Microbial contamination and composition of oral samples subjected to clinical whole genome sequencing

February 07, 2023

Abhishek Kumar 1Volha Skrahina 1Joshua Atta 1Veronika Boettcher 2Nicola Hanig 2Arndt Rolfs 1 3Gabriela Oprea 1Najim Ameziane 1

Abstract

Biological material from the oral cavity is an excellent source of samples for genetic diagnostics. This is because collection is quick, easy-to-access, and non-invasive. We have set-up clinical whole genome sequence testing for patients with suspected hereditary disease. Beside the excellent quality of human DNA that can be isolated from such samples, we observed the presence of non-human DNA sequences at varying percentages.
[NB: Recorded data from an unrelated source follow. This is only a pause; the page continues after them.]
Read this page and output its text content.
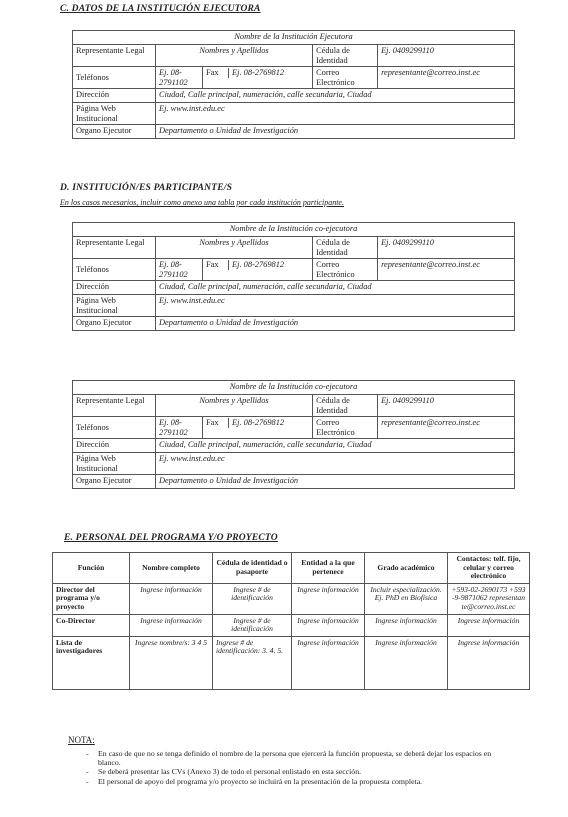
C. DATOS DE LA INSTITUCIÓN EJECUTORA
Nombre de la Institución Ejecutora				
Representante Legal	Nombres y Apellidos		Cédula de Identidad	Ej. 0409299110
Teléfonos	Ej. 08-2791102	Fax Ej. 08-2769812	Correo Electrónico	representante@correo.inst.ec
Dirección	Ciudad, Calle principal, numeración, calle secundaria, Ciudad			
Página Web Institucional	Ej. www.inst.edu.ec			
Organo Ejecutor	Departamento o Unidad de Investigación			
D. INSTITUCIÓN/ES PARTICIPANTE/S
En los casos necesarios, incluir como anexo una tabla por cada institución participante.
Nombre de la Institución co-ejecutora				
Representante Legal	Nombres y Apellidos		Cédula de Identidad	Ej. 0409299110
Teléfonos	Ej. 08-2791102	Fax Ej. 08-2769812	Correo Electrónico	representante@correo.inst.ec
Dirección	Ciudad, Calle principal, numeración, calle secundaria, Ciudad			
Página Web Institucional	Ej. www.inst.edu.ec			
Organo Ejecutor	Departamento o Unidad de Investigación			
Nombre de la Institución co-ejecutora				
Representante Legal	Nombres y Apellidos		Cédula de Identidad	Ej. 0409299110
Teléfonos	Ej. 08-2791102	Fax Ej. 08-2769812	Correo Electrónico	representante@correo.inst.ec
Dirección	Ciudad, Calle principal, numeración, calle secundaria, Ciudad			
Página Web Institucional	Ej. www.inst.edu.ec			
Organo Ejecutor	Departamento o Unidad de Investigación			
E. PERSONAL DEL PROGRAMA Y/O PROYECTO
Función	Nombre completo	Cédula de identidad o pasaporte	Entidad a la que pertenece	Grado académico	Contactos: telf. fijo, celular y correo electrónico
Director del programa y/o proyecto	Ingrese información	Ingrese # de identificación	Ingrese información	Incluir especialización. Ej. PhD en Biofísica	+593-02-2690173 +593-9-9871062 representante@correo.inst.ec
Co-Director	Ingrese información	Ingrese # de identificación	Ingrese información	Ingrese información	Ingrese información
Lista de investigadores	Ingrese nombre/s: 3 4 5	Ingrese # de identificación: 3. 4. 5.	Ingrese información	Ingrese información	Ingrese información
NOTA:
- En caso de que no se tenga definido el nombre de la persona que ejercerá la función propuesta, se deberá dejar los espacios en blanco.
- Se deberá presentar las CVs (Anexo 3) de todo el personal enlistado en esta sección.
- El personal de apoyo del programa y/o proyecto se incluirá en la presentación de la propuesta completa.
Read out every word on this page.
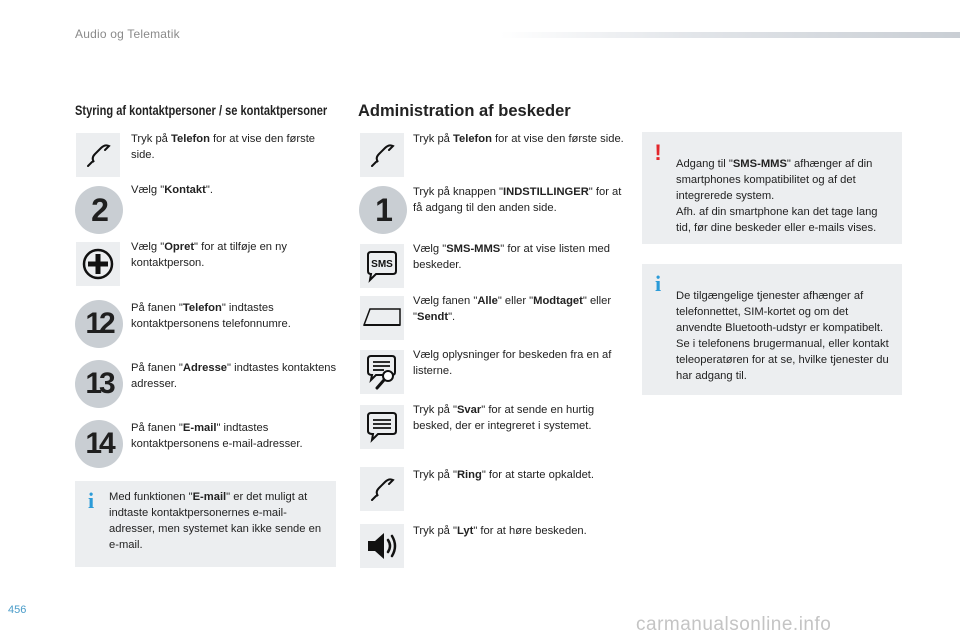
Audio og Telematik
Styring af kontaktpersoner / se kontaktpersoner
Tryk på Telefon for at vise den første side.
2
Vælg "Kontakt".
Vælg "Opret" for at tilføje en ny kontaktperson.
12	På fanen "Telefon" indtastes kontaktpersonens telefonnumre.
13	På fanen "Adresse" indtastes kontaktens adresser.
14	På fanen "E-mail" indtastes kontaktpersonens e-mail-adresser.
i Med funktionen "E-mail" er det muligt at indtaste kontaktpersonernes e-mail-adresser, men systemet kan ikke sende en e-mail.
Administration af beskeder
Tryk på Telefon for at vise den første side.
1	Tryk på knappen "INDSTILLINGER" for at få adgang til den anden side.
SMS
Vælg "SMS-MMS" for at vise listen med beskeder.
Vælg fanen "Alle" eller "Modtaget" eller "Sendt".
Vælg oplysninger for beskeden fra en af listerne.
Tryk på "Svar" for at sende en hurtig besked, der er integreret i systemet.
Tryk på "Ring" for at starte opkaldet.
Tryk på "Lyt" for at høre beskeden.

! Adgang til "SMS-MMS" afhænger af din smartphones kompatibilitet og af det integrerede system.
Afh. af din smartphone kan det tage lang tid, før dine beskeder eller e-mails vises.

i De tilgængelige tjenester afhænger af telefonnettet, SIM-kortet og om det anvendte Bluetooth-udstyr er kompatibelt.
Se i telefonens brugermanual, eller kontakt teleoperatøren for at se, hvilke tjenester du har adgang til.

456
carmanualsonline.info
We investigated the proportion of non-human mapped reads (NHMR) sequenced from buccal swabs and saliva, the type of microbial genomes from which they were derived, and impact on molecular classification. Read sequences that did not map to the human reference genome were aligned to complete reference microbial reference sequences from the National Center for Biotechnology Information’s (NCBI) RefSeq database using Kraken2. Out of 765 analyzed samples over 80% demonstrated more than 5% NHMRs. The majority of NHMRs were from bacterial genomes (average 69%, buccal swabs and 54% saliva), while the proportion of viruses was low, averaging 0.32% (buccal swabs) and 0.07% (saliva). We identified more than 30 different bacterial families of which Streptococcus mitis and Rothia mucilaginosa were the most common species. Importantly, the level of contamination did not impact the diagnostic yield.

Keywords: WGS; genetic diagnostics; gentic testing; microbial contamination; molecular diagnostics.